Толстой внимательно следит за всем, что выходит в свет на иностранных языках (особенно за короткими, ясно изложенными оригинальными работами, которые следовало бы, по его мнению, перевести на русский язык). Сплошь и рядом отобранные им книги не разрешают печатать в России. Если работа уже переведена, на пишущей машинке делается несколько копий и произведение распространяется в ограниченном количестве экземпляров. Таким образом предупреждается возможность того, что полиция полностью уничтожит его (а она часто обыскивает квартиры людей, подозреваемых в пропаганде толстовства), и к тому же оно может быть напечатано в любой момент, как только цензура в России ослабит свою мертвую хватку. Несмотря на деятельность тайной полиции, которая выслеживает его друзей, высылает их, конфискует их бумаги, произведения, рекомендуемые Толстым, как правило, удается перевести на русский язык. Так было и с двумя работами, о которых пойдет речь ниже.
Очерк Торо «Гражданское неповиновение» Толстой выбрал как лучшее из всего созданного этим писателем. Великое достоинство этого очерка состоит в ясном утверждении человеческого права отказываться от подчинения или от какой бы то ни было поддержки правительству, которое поступает безнравственно…[328]
«Анатомия нищеты» Д. К. Кенворти[329], маленькая книжка по экономике, очень понравилась Толстому ясностью и лаконичностью изложения, глубоким проникновением в суть дела. Он считал, что последующие произведения Кенворти, хотя в них было много полезного, далеко уступают этой книге.
Среди книг, которые Толстой не советовал переводить, хотя и хвалил их, были, помнится, философские сочинения Шанкаракариа, переведенные на русский язык Верой Джонстон[330], и «О компромиссе» Джона Морлея. Толстой высоко ценил Морлея за его литературное мастерство…[331]
О романе Грант Аллена «Женщина, которая осмелилась» Толстой заметил, что, если автор хочет показать, как его героиня воплощается в действительность, он не должен убивать своего героя слишком рано. Конфликт возникает тогда, когда один из двух не желает сохранять верность, а другой все еще сохраняет ее. Убив одного из двух, вы уклоняетесь от решения проблемы[332] ‹…›.
Очень нравился Толстому писатель Генри Джордж, особенно его книги «Социальные проблемы», «Прогресс и бедность», привлекавшие Толстого как своим предметом, так и формой изложения[333]. В середине нашего столетия великой проблемой в России была отмена крепостного права, а в Америке – уничтожение рабства. Другой великой проблемой было освобождение земли. Генри Джордж привлек к ней всеобщее внимание и со всей ясностью, оригинальностью и убедительностью высказался по этому поводу; его практический план разрешения этой проблемы при существующих политических условиях казался Толстому вполне осуществимым и наилучшим из всех предложенных…

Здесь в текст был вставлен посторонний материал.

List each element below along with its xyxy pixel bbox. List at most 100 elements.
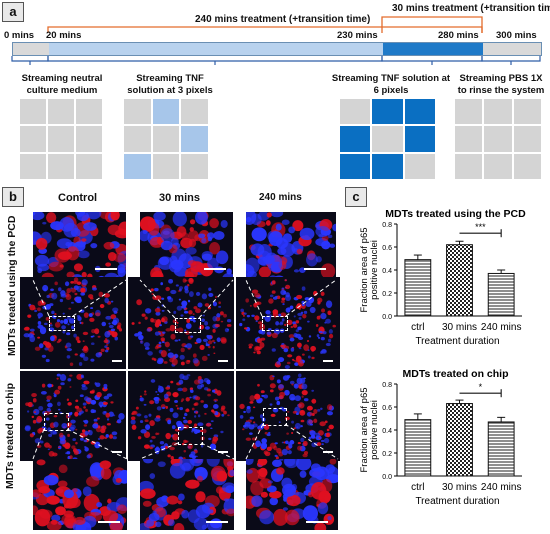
grid-cell — [513, 99, 541, 125]
grid-cell — [340, 153, 371, 179]
scale-bar — [323, 451, 333, 453]
stage-label-line: Streaming TNF — [136, 73, 204, 84]
stage-label-line: Streaming PBS 1X — [459, 73, 543, 84]
grid-cell — [48, 153, 74, 179]
grid-cell — [76, 153, 102, 179]
column-label-control: Control — [58, 192, 98, 204]
grid-cell — [76, 99, 102, 125]
panel-label-c: c — [345, 187, 367, 207]
micrograph-zoom-chip-30 — [140, 459, 234, 530]
pixel-grid-tnf3 — [124, 99, 208, 179]
tick-20: 20 mins — [46, 30, 82, 41]
y-tick-label: 0.2 — [382, 451, 392, 458]
tick-230: 230 mins — [337, 30, 378, 41]
scale-bar — [112, 451, 122, 453]
scale-bar — [206, 521, 228, 523]
treatment-brackets — [47, 16, 483, 33]
micrograph-chip-240 — [236, 371, 340, 461]
stage-label-line: 6 pixels — [373, 85, 409, 96]
roi-box-pcd-30 — [175, 318, 201, 333]
y-tick-label: 0.6 — [382, 245, 392, 252]
segment-pbs — [483, 43, 541, 55]
y-tick-label: 0.6 — [382, 405, 392, 412]
bar — [487, 272, 515, 317]
y-tick-label: 0.0 — [382, 474, 392, 481]
scale-bar — [304, 268, 326, 270]
bar — [487, 421, 515, 477]
grid-cell — [181, 99, 208, 125]
y-tick-label: 0.2 — [382, 291, 392, 298]
roi-box-chip-30 — [178, 427, 203, 445]
stage-label-tnf6: Streaming TNF solution at 6 pixels — [326, 73, 456, 97]
grid-cell — [181, 153, 208, 179]
grid-cell — [20, 126, 46, 152]
x-tick-label: ctrl — [411, 482, 424, 493]
grid-cell — [340, 99, 371, 125]
grid-cell — [404, 126, 435, 152]
grid-cell — [124, 99, 151, 125]
grid-cell — [181, 126, 208, 152]
stage-label-tnf3: Streaming TNF solution at 3 pixels — [118, 73, 222, 97]
grid-cell — [76, 126, 102, 152]
segment-tnf3 — [49, 43, 383, 55]
y-tick-label: 0.4 — [382, 268, 392, 275]
grid-cell — [20, 99, 46, 125]
tick-300: 300 mins — [496, 30, 537, 41]
scale-bar — [112, 360, 122, 362]
treatment-240-label: 240 mins treatment (+transition time) — [195, 14, 371, 25]
grid-cell — [372, 153, 403, 179]
bracket-30 — [381, 16, 483, 33]
chart-title: MDTs treated using the PCD — [385, 208, 526, 220]
micrograph-chip-control — [20, 371, 126, 461]
y-axis-label-line: Fraction area of p65 — [359, 387, 370, 472]
x-axis-label: Treatment duration — [415, 336, 499, 347]
grid-cell — [124, 126, 151, 152]
x-tick-label: 30 mins — [442, 482, 477, 493]
stage-label-neutral: Streaming neutral culture medium — [14, 73, 110, 97]
stage-label-line: to rinse the system — [457, 85, 545, 96]
grid-cell — [124, 153, 151, 179]
tick-280: 280 mins — [438, 30, 479, 41]
column-label-30: 30 mins — [159, 192, 200, 204]
stage-label-line: Streaming TNF solution at — [331, 73, 451, 84]
significance-stars: * — [479, 382, 483, 392]
grid-cell — [455, 153, 483, 179]
y-axis-label-line: positive nuclei — [369, 400, 380, 460]
grid-cell — [152, 153, 180, 179]
pixel-grid-neutral — [20, 99, 102, 179]
stage-label-line: culture medium — [26, 85, 98, 96]
grid-cell — [372, 99, 403, 125]
micrograph-zoom-pcd-240 — [246, 212, 336, 280]
grid-cell — [455, 99, 483, 125]
significance-stars: *** — [475, 222, 486, 232]
micrograph-pcd-240 — [236, 277, 340, 369]
chart-title: MDTs treated on chip — [403, 368, 509, 380]
scale-bar — [98, 521, 120, 523]
scale-bar — [218, 360, 228, 362]
stage-braces — [11, 56, 541, 65]
bar — [404, 259, 432, 317]
y-tick-label: 0.8 — [382, 382, 392, 389]
segment-neutral — [13, 43, 49, 55]
grid-cell — [340, 126, 371, 152]
scale-bar — [323, 360, 333, 362]
micrograph-zoom-chip-240 — [246, 459, 338, 530]
bar-charts: MDTs treated using the PCD 0.0 0.2 0.4 0.6 0.… — [359, 208, 526, 507]
scale-bar — [306, 521, 328, 523]
y-tick-label: 0.0 — [382, 314, 392, 321]
grid-cell — [48, 99, 74, 125]
pixel-grid-pbs — [455, 99, 541, 179]
x-axis-label: Treatment duration — [415, 496, 499, 507]
timeline-bar — [12, 42, 542, 56]
panel-label-b: b — [2, 187, 24, 207]
x-tick-label: 240 mins — [481, 482, 522, 493]
roi-box-chip-240 — [263, 408, 287, 426]
grid-cell — [20, 153, 46, 179]
panel-label-a: a — [2, 2, 24, 22]
micrograph-zoom-chip-control — [33, 459, 127, 530]
treatment-30-label: 30 mins treatment (+transition time) — [392, 3, 550, 14]
grid-cell — [513, 153, 541, 179]
grid-cell — [48, 126, 74, 152]
micrograph-zoom-pcd-30 — [140, 212, 233, 280]
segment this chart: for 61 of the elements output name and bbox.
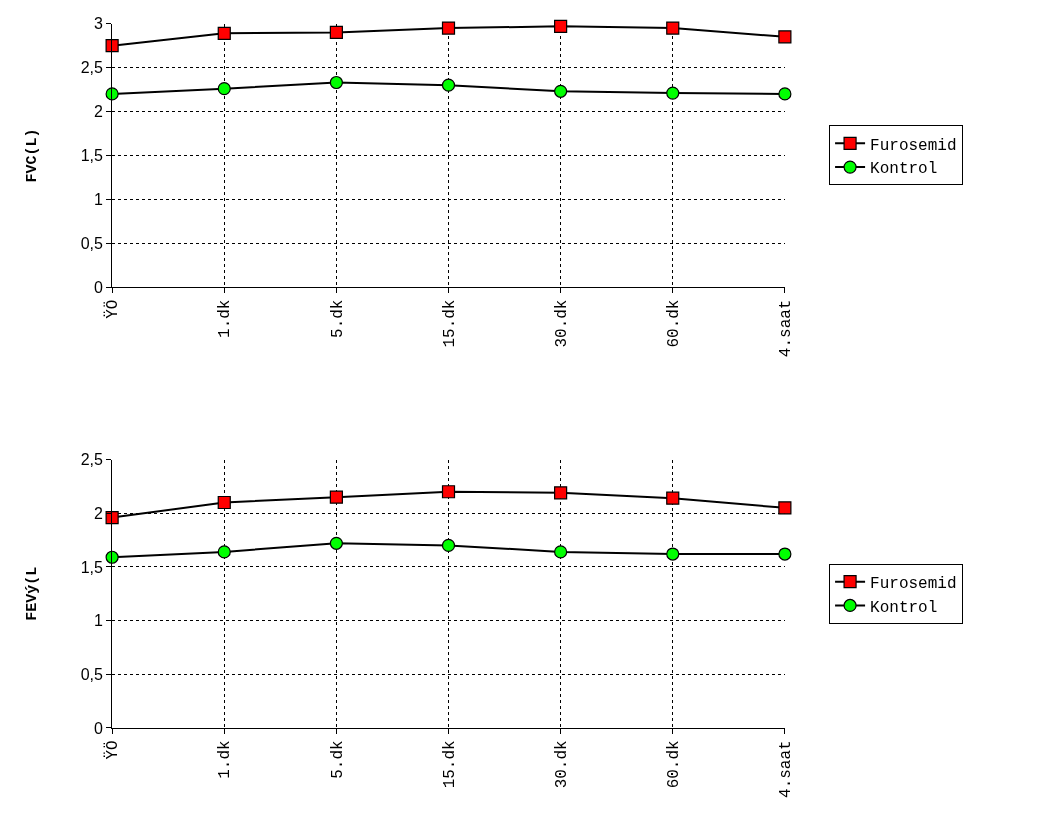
x-tick-label: 4.saat bbox=[777, 299, 796, 358]
y-tick-label: 1,5 bbox=[80, 558, 104, 576]
x-tick-label: 15.dk bbox=[440, 740, 459, 789]
point bbox=[329, 536, 343, 550]
y-tick-label: 0,5 bbox=[80, 234, 104, 252]
point bbox=[554, 486, 568, 500]
point bbox=[105, 510, 119, 525]
point bbox=[217, 82, 231, 96]
point bbox=[105, 39, 119, 53]
x-tick-label: ŸÖ bbox=[103, 740, 123, 760]
y-axis-title: FVC(L) bbox=[23, 128, 41, 183]
legend-label: Kontrol bbox=[870, 160, 938, 179]
point bbox=[441, 485, 456, 499]
point bbox=[666, 491, 680, 505]
y-tick-label: 0,5 bbox=[80, 665, 104, 683]
x-tick-label: 4.saat bbox=[777, 740, 796, 798]
point bbox=[666, 21, 680, 35]
point bbox=[554, 19, 568, 33]
point bbox=[217, 545, 231, 559]
point bbox=[105, 550, 119, 564]
point bbox=[666, 547, 680, 561]
y-tick-label: 2,5 bbox=[80, 59, 104, 77]
y-tick-label: 1,5 bbox=[80, 147, 104, 165]
x-tick-label: 5.dk bbox=[328, 740, 347, 779]
x-tick-label: 60.dk bbox=[664, 740, 683, 789]
point bbox=[217, 495, 231, 510]
y-tick-label: 0 bbox=[94, 278, 104, 296]
y-tick-label: 2 bbox=[94, 103, 104, 121]
y-tick-label: 0 bbox=[94, 719, 104, 737]
y-axis-title: FEVý(L bbox=[23, 566, 41, 621]
legend-label: Furosemid bbox=[870, 136, 957, 155]
point bbox=[329, 490, 343, 504]
point bbox=[441, 78, 456, 92]
point bbox=[217, 26, 231, 40]
y-tick-label: 1 bbox=[94, 612, 104, 630]
point bbox=[778, 30, 792, 44]
x-tick-label: 30.dk bbox=[552, 740, 571, 789]
point bbox=[441, 538, 456, 553]
point bbox=[778, 501, 792, 515]
point bbox=[329, 75, 343, 90]
x-tick-label: 30.dk bbox=[552, 299, 571, 348]
point bbox=[666, 86, 680, 100]
point bbox=[441, 21, 456, 35]
x-tick-label: 60.dk bbox=[664, 299, 683, 348]
y-tick-label: 2,5 bbox=[80, 451, 104, 469]
point bbox=[554, 84, 568, 98]
x-tick-label: 1.dk bbox=[216, 299, 235, 338]
point bbox=[105, 87, 119, 101]
point bbox=[554, 545, 568, 559]
x-tick-label: ŸÖ bbox=[103, 299, 123, 319]
x-tick-label: 15.dk bbox=[440, 299, 459, 348]
legend-label: Furosemid bbox=[870, 574, 957, 593]
y-tick-label: 2 bbox=[94, 504, 104, 522]
point bbox=[778, 547, 792, 561]
legend-label: Kontrol bbox=[870, 598, 938, 617]
y-tick-label: 1 bbox=[94, 190, 104, 208]
y-tick-label: 3 bbox=[94, 15, 104, 33]
x-tick-label: 1.dk bbox=[216, 740, 235, 779]
point bbox=[778, 87, 792, 101]
point bbox=[329, 25, 343, 40]
x-tick-label: 5.dk bbox=[328, 299, 347, 338]
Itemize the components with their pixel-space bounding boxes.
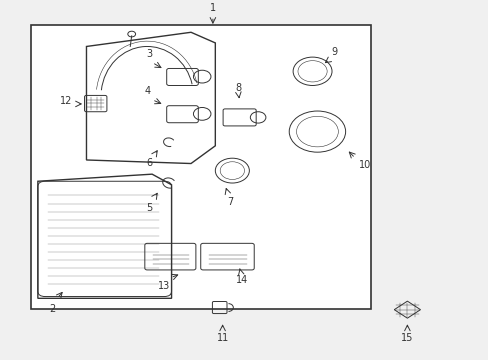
Text: 4: 4: [144, 86, 150, 96]
Text: 9: 9: [331, 47, 337, 57]
Text: 6: 6: [146, 158, 152, 168]
Text: 12: 12: [60, 96, 72, 107]
FancyBboxPatch shape: [30, 25, 370, 309]
Text: 11: 11: [216, 333, 228, 343]
Text: 13: 13: [158, 281, 170, 291]
Text: 1: 1: [209, 4, 216, 13]
Text: 10: 10: [358, 160, 370, 170]
Text: 15: 15: [400, 333, 413, 343]
Text: 5: 5: [146, 203, 152, 212]
Text: 3: 3: [146, 49, 152, 59]
Text: 2: 2: [49, 303, 56, 314]
Text: 8: 8: [235, 82, 241, 93]
Text: 14: 14: [236, 275, 248, 285]
Text: 7: 7: [226, 197, 233, 207]
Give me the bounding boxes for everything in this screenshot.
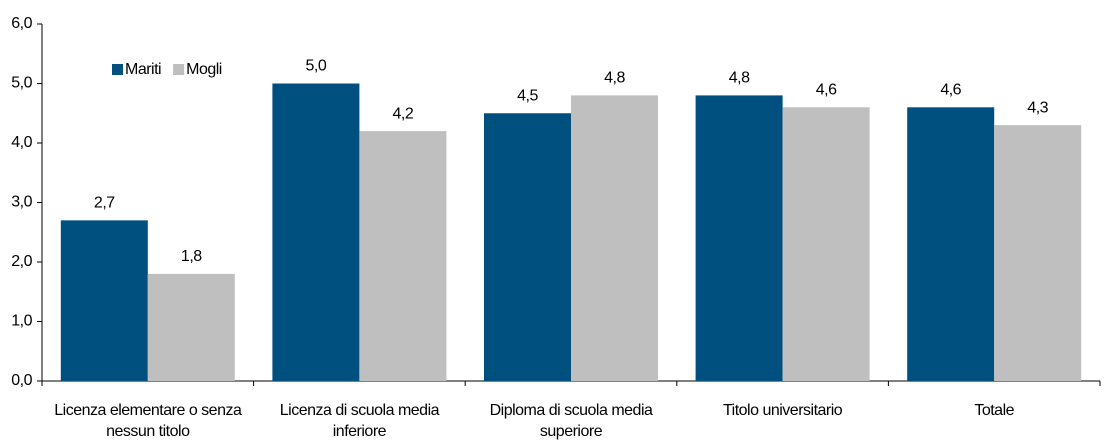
y-tick-label: 1,0 (11, 313, 32, 330)
value-label: 4,2 (393, 105, 414, 122)
y-tick-label: 0,0 (11, 372, 32, 389)
bar (272, 83, 360, 381)
value-label: 4,3 (1027, 99, 1048, 116)
bar (60, 220, 148, 381)
value-label: 5,0 (306, 58, 327, 75)
bar (147, 273, 235, 381)
bar (994, 125, 1082, 382)
x-tick-label: Titolo universitario (722, 402, 843, 419)
bar (359, 131, 447, 381)
legend-swatch (173, 64, 185, 75)
bar (484, 113, 571, 381)
y-tick-label: 3,0 (11, 194, 32, 211)
x-tick-label: Licenza di scuola media inferiore (279, 402, 440, 440)
bar (907, 107, 995, 382)
value-label: 4,8 (604, 70, 625, 87)
value-label: 4,6 (816, 82, 837, 99)
y-tick-label: 6,0 (11, 15, 32, 32)
x-tick-label: Licenza elementare o senza nessun titolo (54, 402, 242, 440)
bar (571, 95, 658, 382)
value-label: 1,8 (181, 248, 202, 265)
legend-swatch (112, 64, 123, 75)
bar (782, 107, 870, 382)
y-tick-label: 5,0 (11, 75, 32, 92)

О Д. С. Милле Толстой как-то заметил, что ему больше всего нравится его «Автобиография». «Поразительно, – сказал Толстой, – как далеко пошел человек в поисках смысла жизни, как четко и ясно поставил этот животрепещущий вопрос и все же остановился, не найдя ответа». Милль спрашивал себя, был бы он счастлив, если бы проекты облагодетельствования человечества, над которыми он работал, осуществились, и откровенно признавался, что нет. Таким образом, он оказался лицом к лицу с вопросом: какова же тогда действительная цель моего существования?[334]
Однако Милль так и не нашел ответа на свой вопрос и жил с чувством, что радость жизни поблекла для него ‹…›.
На грани двух столетий. «Воскресение»
Л. О. Пастернак
Как создавалось «Воскресение»
Одному очень известному современному нашему писателю я много лет назад (кажется, в 1906 г.) подарил на память сделанный тогда мной офорт с моего же большого портрета Толстого. Портрет этот взят был мной несколько символично, монументально и суммарно: сам стихийный, Толстой – в стремлении вперед, наперекор бушующей стихии. Так приблизительно я его себе представлял. Писатель тут же прикнопил офорт к свободной стене; в каком-то возбуждении глядя на него в упор, сжал он в кулак правую руку и характерным движением снизу вверх, изображая проталкивающую силу, сквозь стиснутые зубы протяжно произнес:
– Ух!.. Как он клином вошел во всю литературу!..[335]
Это очень удачное и образное определение. Но Толстой клином вошел не только во всю литературу, но и во все человечество ‹…›.
Ровно тридцать пять лет назад я в первый раз в моей жизни со стороны увидал Толстого[336]. Это мое первое от него впечатление я впоследствии и передал в вышеупомянутом портрете ‹…›. Здесь я в общих чертах коснусь лишь некоторых эпизодов из периода создания Толстым романа «Воскресение».